札幌市の30代の女性から現金15万円をだまし取ったとして、静岡県伊東市の会社員の男(23)と鹿児島県鹿児島市の会社員の男(23)が詐欺の疑いで逮捕されました。
警察によりますと、2人は2024年4月、SNSのアカウントに「消費者金融会社の登録情報を販売譲渡する」という旨の投稿を掲示しました。
その投稿を見て連絡した札幌市中央区の30代の女性に、融資を受けるために消費者金融会社の登録情報を購入する必要があるなどとする虚偽のメッセージを送信し、指定口座への振り込みを要求しました。

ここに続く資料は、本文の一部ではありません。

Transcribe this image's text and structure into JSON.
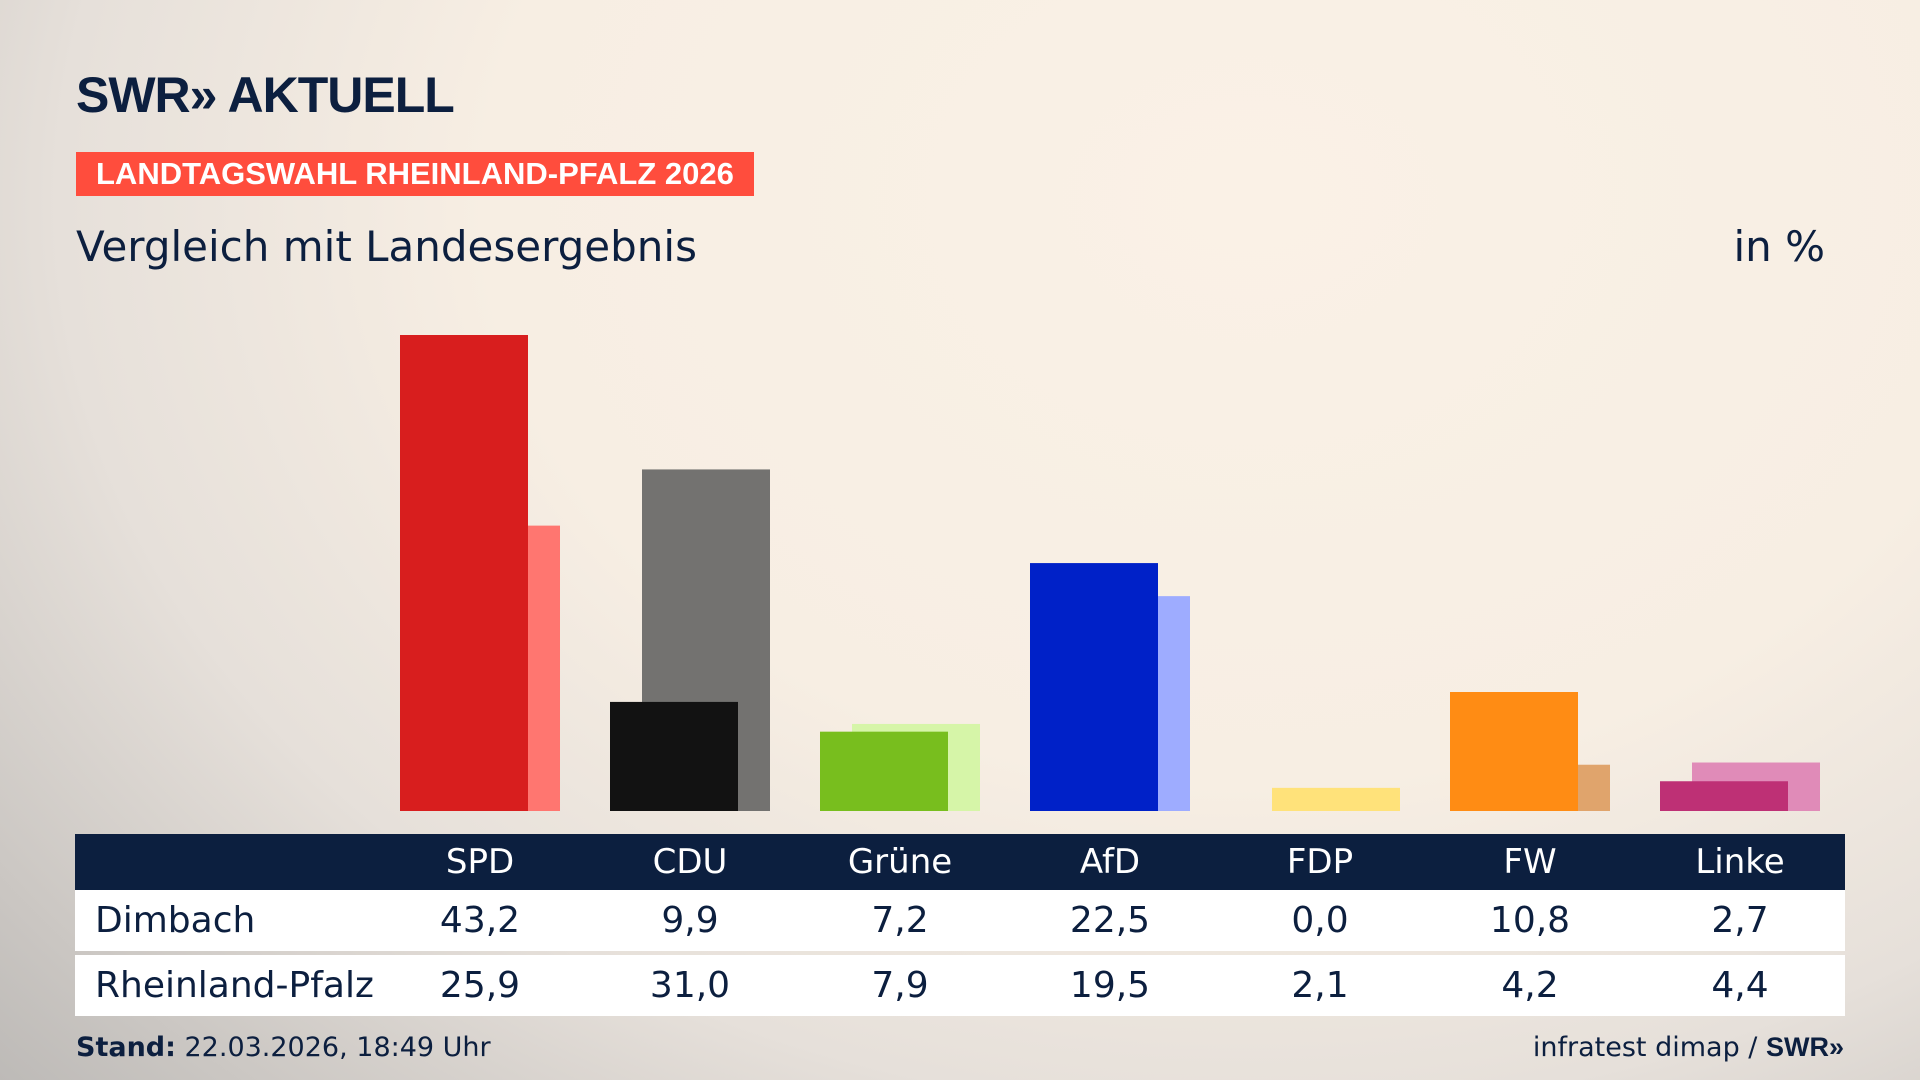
{
  "header": {
    "logo": "SWR» AKTUELL",
    "banner": "LANDTAGSWAHL RHEINLAND-PFALZ 2026",
    "subtitle": "Vergleich mit Landesergebnis",
    "unit": "in %"
  },
  "chart_data": {
    "type": "bar",
    "categories": [
      "SPD",
      "CDU",
      "Grüne",
      "AfD",
      "FDP",
      "FW",
      "Linke"
    ],
    "series": [
      {
        "name": "Dimbach",
        "values": [
          43.2,
          9.9,
          7.2,
          22.5,
          0.0,
          10.8,
          2.7
        ],
        "colors": [
          "#d81e1e",
          "#121212",
          "#78be1e",
          "#0021c8",
          "#ffe070",
          "#ff8c14",
          "#be3075"
        ]
      },
      {
        "name": "Rheinland-Pfalz",
        "values": [
          25.9,
          31.0,
          7.9,
          19.5,
          2.1,
          4.2,
          4.4
        ],
        "colors": [
          "#ff7670",
          "#737270",
          "#d6f5a8",
          "#9eacff",
          "#ffe27a",
          "#e0a46c",
          "#e08bb8"
        ]
      }
    ],
    "value_labels": {
      "Dimbach": [
        "43,2",
        "9,9",
        "7,2",
        "22,5",
        "0,0",
        "10,8",
        "2,7"
      ],
      "Rheinland-Pfalz": [
        "25,9",
        "31,0",
        "7,9",
        "19,5",
        "2,1",
        "4,2",
        "4,4"
      ]
    },
    "ylim": [
      0,
      45
    ],
    "grid": false
  },
  "footer": {
    "stand_label": "Stand:",
    "stand_value": " 22.03.2026, 18:49 Uhr",
    "source": "infratest dimap / ",
    "source_logo": "SWR»"
  }
}
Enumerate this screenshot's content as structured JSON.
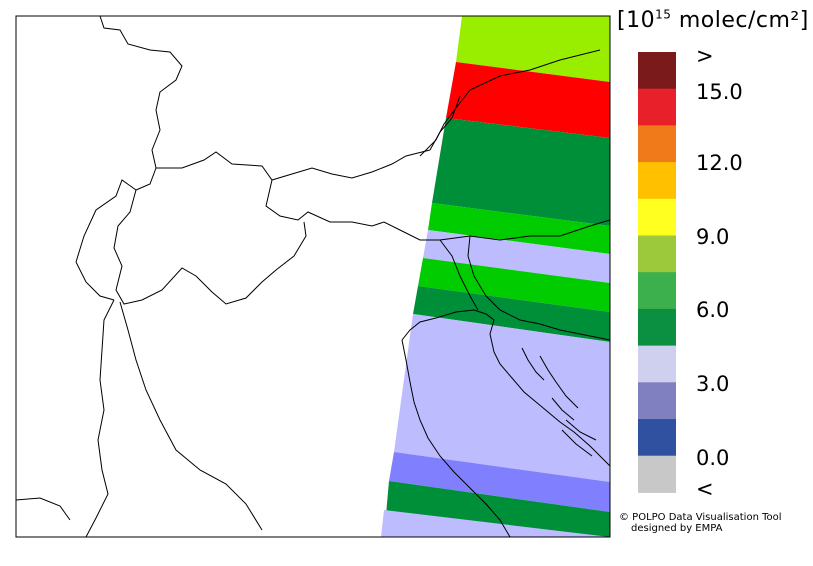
{
  "legend": {
    "unit_prefix": "[10",
    "unit_exp": "15",
    "unit_suffix": " molec/cm²]",
    "ticks": [
      ">",
      "15.0",
      "12.0",
      "9.0",
      "6.0",
      "3.0",
      "0.0",
      "<"
    ],
    "colors": [
      "#7a1a1a",
      "#e8202a",
      "#f07a1a",
      "#ffc000",
      "#ffff20",
      "#9cc83c",
      "#3cb04c",
      "#0a9040",
      "#cfcfef",
      "#8080c0",
      "#3050a0",
      "#c8c8c8"
    ]
  },
  "swath": {
    "bands": [
      {
        "color": "#99ee00"
      },
      {
        "color": "#ff0000"
      },
      {
        "color": "#008f39"
      },
      {
        "color": "#00cc00"
      },
      {
        "color": "#bcbcff"
      },
      {
        "color": "#00cc00"
      },
      {
        "color": "#008f39"
      },
      {
        "color": "#bcbcff"
      },
      {
        "color": "#8080ff"
      },
      {
        "color": "#008f39"
      },
      {
        "color": "#bcbcff"
      }
    ]
  },
  "credit": {
    "line1": "© POLPO Data Visualisation Tool",
    "line2": "designed by EMPA"
  }
}
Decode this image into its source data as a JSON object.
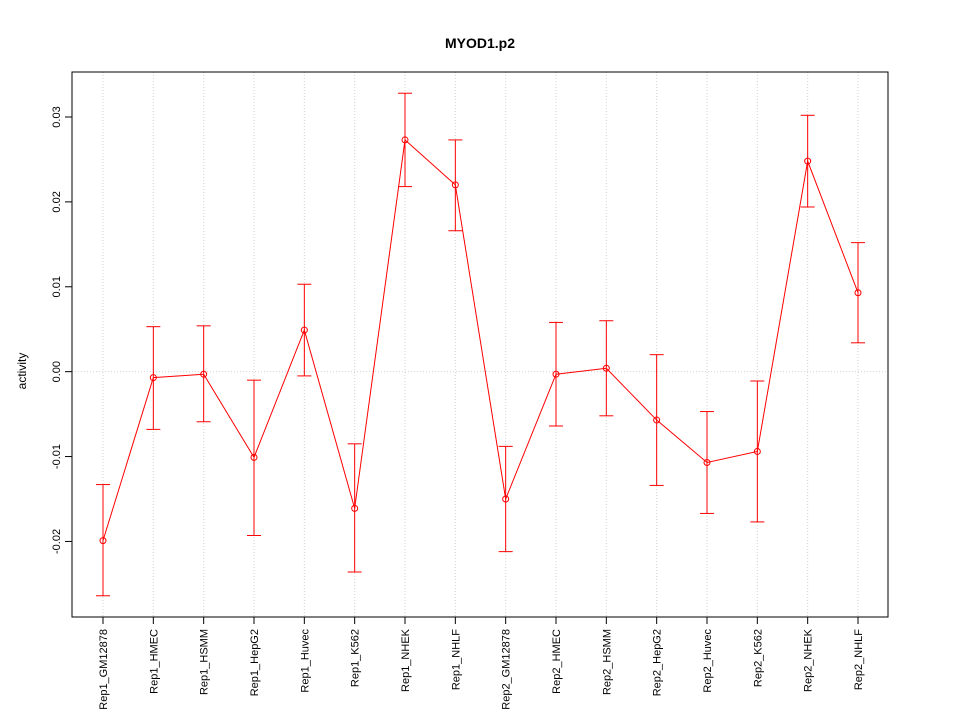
{
  "chart_data": {
    "type": "line",
    "title": "MYOD1.p2",
    "xlabel": "",
    "ylabel": "activity",
    "categories": [
      "Rep1_GM12878",
      "Rep1_HMEC",
      "Rep1_HSMM",
      "Rep1_HepG2",
      "Rep1_Huvec",
      "Rep1_K562",
      "Rep1_NHEK",
      "Rep1_NHLF",
      "Rep2_GM12878",
      "Rep2_HMEC",
      "Rep2_HSMM",
      "Rep2_HepG2",
      "Rep2_Huvec",
      "Rep2_K562",
      "Rep2_NHEK",
      "Rep2_NHLF"
    ],
    "series": [
      {
        "values": [
          -0.0199,
          -0.0007,
          -0.0003,
          -0.0101,
          0.0049,
          -0.0161,
          0.0273,
          0.022,
          -0.015,
          -0.0003,
          0.0004,
          -0.0057,
          -0.0107,
          -0.0094,
          0.0248,
          0.0093
        ],
        "lower": [
          -0.0264,
          -0.0068,
          -0.0059,
          -0.0193,
          -0.0005,
          -0.0236,
          0.0218,
          0.0166,
          -0.0212,
          -0.0064,
          -0.0052,
          -0.0134,
          -0.0167,
          -0.0177,
          0.0194,
          0.0034
        ],
        "upper": [
          -0.0133,
          0.0053,
          0.0054,
          -0.001,
          0.0103,
          -0.0085,
          0.0328,
          0.0273,
          -0.0088,
          0.0058,
          0.006,
          0.002,
          -0.0047,
          -0.0011,
          0.0302,
          0.0152
        ]
      }
    ],
    "yticks": [
      -0.02,
      -0.01,
      0.0,
      0.01,
      0.02,
      0.03
    ],
    "ytick_labels": [
      "-0.02",
      "-0.01",
      "0.00",
      "0.01",
      "0.02",
      "0.03"
    ],
    "ylim": [
      -0.0289,
      0.0353
    ],
    "grid": true,
    "colors": {
      "series": "#ff0000",
      "grid": "#d3d3d3",
      "axis": "#000000"
    }
  }
}
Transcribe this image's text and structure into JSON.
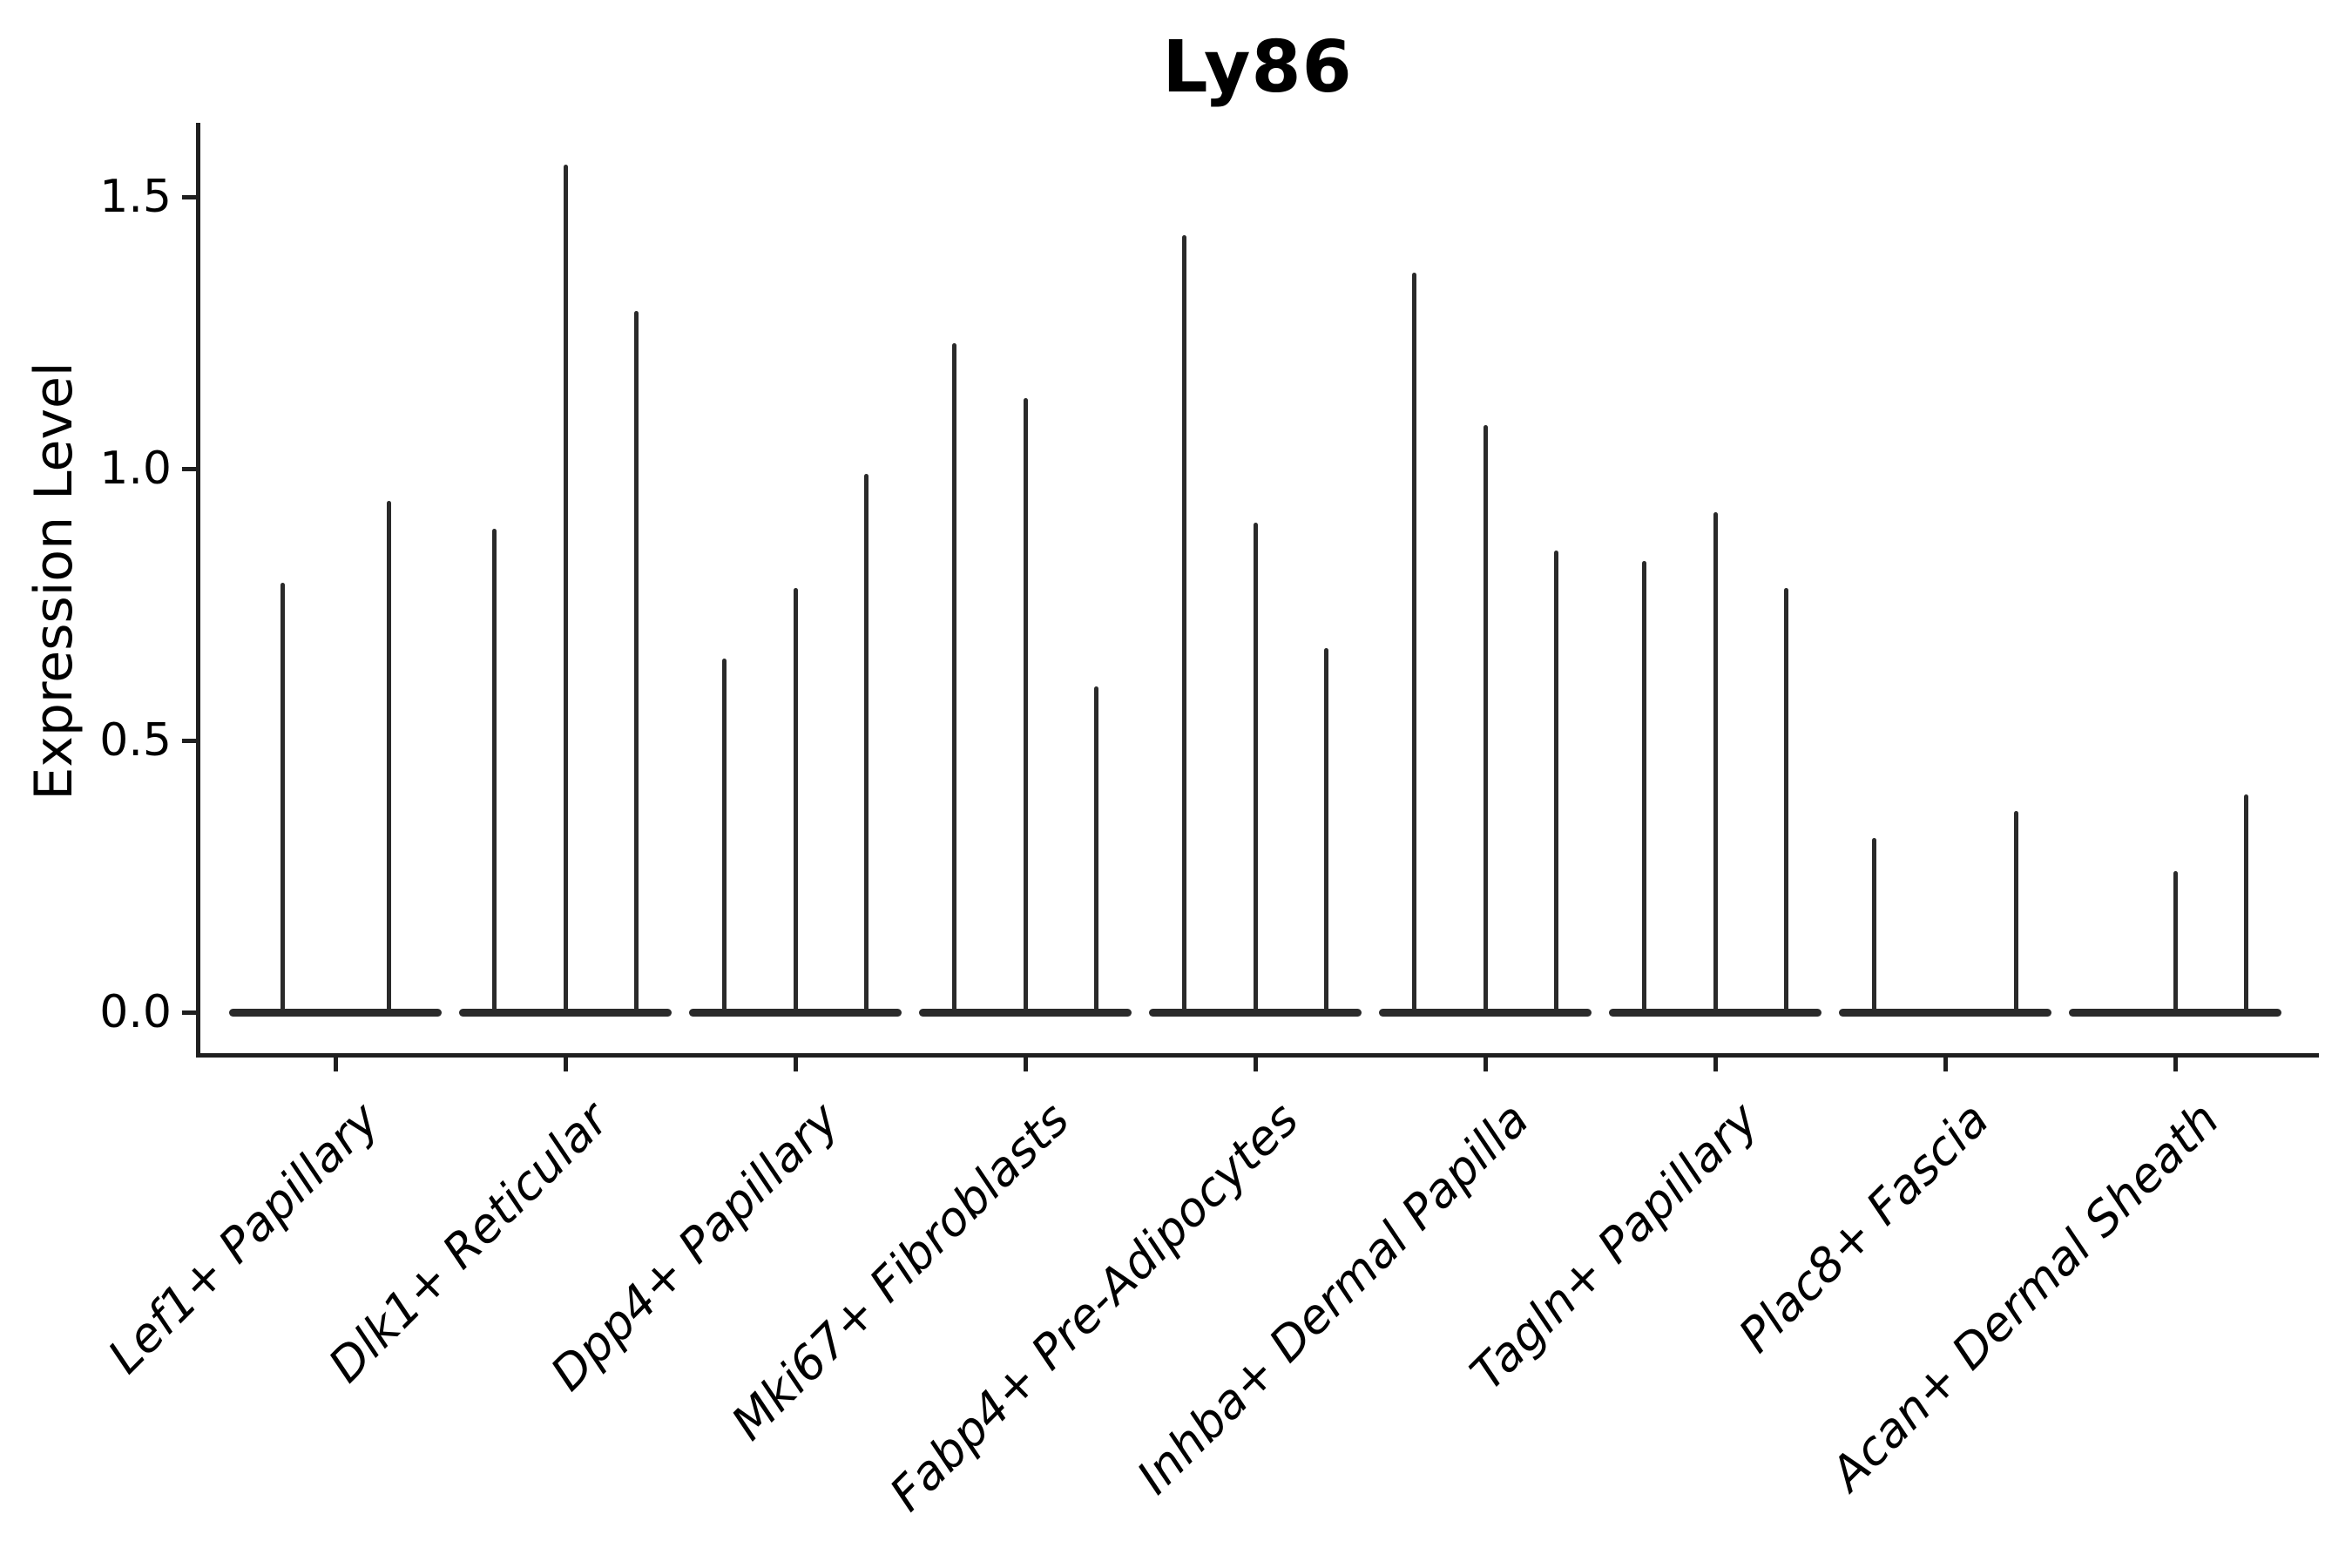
{
  "title": "Ly86",
  "y_axis": {
    "label": "Expression Level",
    "tick_labels": [
      "0.0",
      "0.5",
      "1.0",
      "1.5"
    ],
    "tick_values": [
      0.0,
      0.5,
      1.0,
      1.5
    ]
  },
  "colors": {
    "ink": "#1f1f1f",
    "violin": "#2a2a2a",
    "text": "#000000",
    "background": "#ffffff"
  },
  "chart_data": {
    "type": "violin",
    "title": "Ly86",
    "xlabel": "",
    "ylabel": "Expression Level",
    "ylim": [
      -0.08,
      1.66
    ],
    "grid": false,
    "legend_position": "none",
    "ytick_values": [
      0.0,
      0.5,
      1.0,
      1.5
    ],
    "categories": [
      "Lef1+ Papillary",
      "Dlk1+ Reticular",
      "Dpp4+ Papillary",
      "Mki67+ Fibroblasts",
      "Fabp4+ Pre-Adipocytes",
      "Inhba+ Dermal Papilla",
      "Tagln+ Papillary",
      "Plac8+ Fascia",
      "Acan+ Dermal Sheath"
    ],
    "series": [
      {
        "category": "Lef1+ Papillary",
        "violin_max_values": [
          0.79,
          0.94
        ]
      },
      {
        "category": "Dlk1+ Reticular",
        "violin_max_values": [
          0.89,
          1.56,
          1.29
        ]
      },
      {
        "category": "Dpp4+ Papillary",
        "violin_max_values": [
          0.65,
          0.78,
          0.99
        ]
      },
      {
        "category": "Mki67+ Fibroblasts",
        "violin_max_values": [
          1.23,
          1.13,
          0.6
        ]
      },
      {
        "category": "Fabp4+ Pre-Adipocytes",
        "violin_max_values": [
          1.43,
          0.9,
          0.67
        ]
      },
      {
        "category": "Inhba+ Dermal Papilla",
        "violin_max_values": [
          1.36,
          1.08,
          0.85
        ]
      },
      {
        "category": "Tagln+ Papillary",
        "violin_max_values": [
          0.83,
          0.92,
          0.78
        ]
      },
      {
        "category": "Plac8+ Fascia",
        "violin_max_values": [
          0.32,
          0,
          0.37
        ]
      },
      {
        "category": "Acan+ Dermal Sheath",
        "violin_max_values": [
          0,
          0.26,
          0.4
        ]
      }
    ]
  }
}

女性はこれを信じ、男らが管理する普通預金口座に現金約15万円を振り込みました。
女性は過去に債務整理をしていたため、新たなローンやクレジットカードの所持などに制限がある、いわゆる“ブラックリスト”に記載された状態でした。
女性がSNSの投稿を見て連絡し、120万円の融資を頼んだところ「消費者金融会社の登録情報代」として15万円を指定された口座に振り込むよう指示されました。
振り込んだ後に連絡が取れなくなり、不審に思った女性が2日後に警察署を訪れて相談、事件が発覚しました。
逮捕された2人はいずれも容疑を否認していて、静岡県に住む男は「詐欺については全く身に覚えがありません」と話し、鹿児島県に住む男は「振り込まれた金を送金しただけです」と話しています。
警察は2人が特殊詐欺グループの一員として関わった疑いもあるとみて、詳しい役割分担やほかに仲間がいないかなど調べを進めています。